Liz opens a tear into another Columbia where we find a revolution in full swing. The Vox Populi, an under-class uprising is taking the city by force; so we’re gonna fight alongside those guys to explore and tear down nationalism, extremism and racism right? Nope. We were sent into this dimension to get ‘our’ Vox Populi some weapons to begin their revolution in return for access to the airship and escape. I think. We reach the gunsmith but he’s a ghost – Liz explains it thusly; ‘remember we found him dead? How would you reconcile that?’ Well, I'd lie down and, wait … what? Levine smugly claimed theorist Max Planck once said ‘If thinking about quantum mechanics doesn't make you angry, you're doing it wrong.’ But Levine is making me angry. Quantum mechanics can make no sense but the game has to; you’re making it all up as you go. That would make Planck angry but what makes me angry is Liz then papers over it with; ‘I don’t know if I brought us to a world or created one’ – where are you getting that from?! You think can create alternative universes with your mind? So think of Paris and get us TF out of here. FFS don't create an opportunity then ignore it, it's like Doom giving you the BFG but no ammo.

It’s all forgotten anyway because soon after we have the head of the Vox blocking our exit. She’s holding a child hostage. Now they’re the villains? We’re putting down the revolution? And I kill every Vox that appears, yet the theocracy-loving, isolationist slaver population can’t be shot?
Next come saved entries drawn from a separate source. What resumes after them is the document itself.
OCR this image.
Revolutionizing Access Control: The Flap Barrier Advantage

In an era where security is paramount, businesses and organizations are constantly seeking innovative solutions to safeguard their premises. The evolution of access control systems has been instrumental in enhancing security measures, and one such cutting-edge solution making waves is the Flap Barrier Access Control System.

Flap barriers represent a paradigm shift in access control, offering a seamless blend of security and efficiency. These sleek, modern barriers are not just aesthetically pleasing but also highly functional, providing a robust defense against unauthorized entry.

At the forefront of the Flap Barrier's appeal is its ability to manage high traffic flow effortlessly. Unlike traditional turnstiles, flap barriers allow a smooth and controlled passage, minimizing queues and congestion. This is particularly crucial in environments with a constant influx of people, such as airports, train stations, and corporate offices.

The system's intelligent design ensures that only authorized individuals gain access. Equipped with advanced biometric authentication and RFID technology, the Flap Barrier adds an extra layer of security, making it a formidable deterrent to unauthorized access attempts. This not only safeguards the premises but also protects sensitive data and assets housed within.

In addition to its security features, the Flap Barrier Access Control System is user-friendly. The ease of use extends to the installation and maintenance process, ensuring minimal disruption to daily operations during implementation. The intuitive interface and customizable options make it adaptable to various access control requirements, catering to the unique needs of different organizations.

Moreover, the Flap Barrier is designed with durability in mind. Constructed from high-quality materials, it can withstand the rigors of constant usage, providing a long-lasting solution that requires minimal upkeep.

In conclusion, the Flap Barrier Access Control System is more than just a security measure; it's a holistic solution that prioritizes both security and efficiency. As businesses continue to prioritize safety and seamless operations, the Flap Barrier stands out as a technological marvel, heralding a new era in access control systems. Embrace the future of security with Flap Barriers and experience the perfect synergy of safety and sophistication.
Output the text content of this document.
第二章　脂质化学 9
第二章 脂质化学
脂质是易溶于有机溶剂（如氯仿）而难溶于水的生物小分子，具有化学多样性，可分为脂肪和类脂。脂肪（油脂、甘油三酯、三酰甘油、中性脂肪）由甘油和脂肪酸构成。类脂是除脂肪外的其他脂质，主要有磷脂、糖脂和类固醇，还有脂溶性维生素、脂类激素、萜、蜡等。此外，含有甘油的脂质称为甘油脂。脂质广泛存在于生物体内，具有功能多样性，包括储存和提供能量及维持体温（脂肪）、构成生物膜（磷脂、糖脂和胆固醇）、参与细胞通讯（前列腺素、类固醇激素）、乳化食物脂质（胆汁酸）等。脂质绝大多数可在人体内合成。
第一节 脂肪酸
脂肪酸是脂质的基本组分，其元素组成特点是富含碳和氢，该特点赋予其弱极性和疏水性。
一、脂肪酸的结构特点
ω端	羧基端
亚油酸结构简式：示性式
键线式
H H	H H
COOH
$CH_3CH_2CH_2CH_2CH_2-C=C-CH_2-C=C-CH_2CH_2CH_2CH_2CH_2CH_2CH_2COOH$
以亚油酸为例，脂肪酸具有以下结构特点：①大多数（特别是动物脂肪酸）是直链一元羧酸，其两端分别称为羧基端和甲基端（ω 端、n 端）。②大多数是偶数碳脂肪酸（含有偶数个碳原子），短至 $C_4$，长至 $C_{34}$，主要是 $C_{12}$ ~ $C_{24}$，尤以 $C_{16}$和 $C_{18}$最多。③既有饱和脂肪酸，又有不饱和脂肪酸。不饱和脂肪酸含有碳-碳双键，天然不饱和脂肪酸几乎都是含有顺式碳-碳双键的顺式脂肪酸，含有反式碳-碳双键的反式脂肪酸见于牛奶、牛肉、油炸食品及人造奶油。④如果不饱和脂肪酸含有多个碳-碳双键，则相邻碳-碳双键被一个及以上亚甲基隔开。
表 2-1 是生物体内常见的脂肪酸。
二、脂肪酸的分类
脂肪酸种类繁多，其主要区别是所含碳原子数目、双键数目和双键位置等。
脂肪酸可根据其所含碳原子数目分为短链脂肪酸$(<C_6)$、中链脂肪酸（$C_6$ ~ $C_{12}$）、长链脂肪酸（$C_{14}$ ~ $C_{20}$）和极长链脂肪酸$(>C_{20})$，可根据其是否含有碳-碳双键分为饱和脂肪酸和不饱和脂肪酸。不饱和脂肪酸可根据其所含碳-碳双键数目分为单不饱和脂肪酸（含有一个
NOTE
Is there a reality where this game isn’t misjudged?

As we fight towards the Airship and our escape, Liz carries on with her wild assumptions and even wilder actions such as reanimating her dead mother. Liz explains the ghost is actually her own feelings of resentment for her father; you what now? And the Mother makes us follow her about opening tears to past events - So not only are the tears interdimensional but Liz can conjure key events from the past she didn’t witness. At one point Liz says ‘I don’t understand it either’. Oh for f's sake. The only reason this isn’t a Rage Quit review is I want to see what bullshit they come up with next.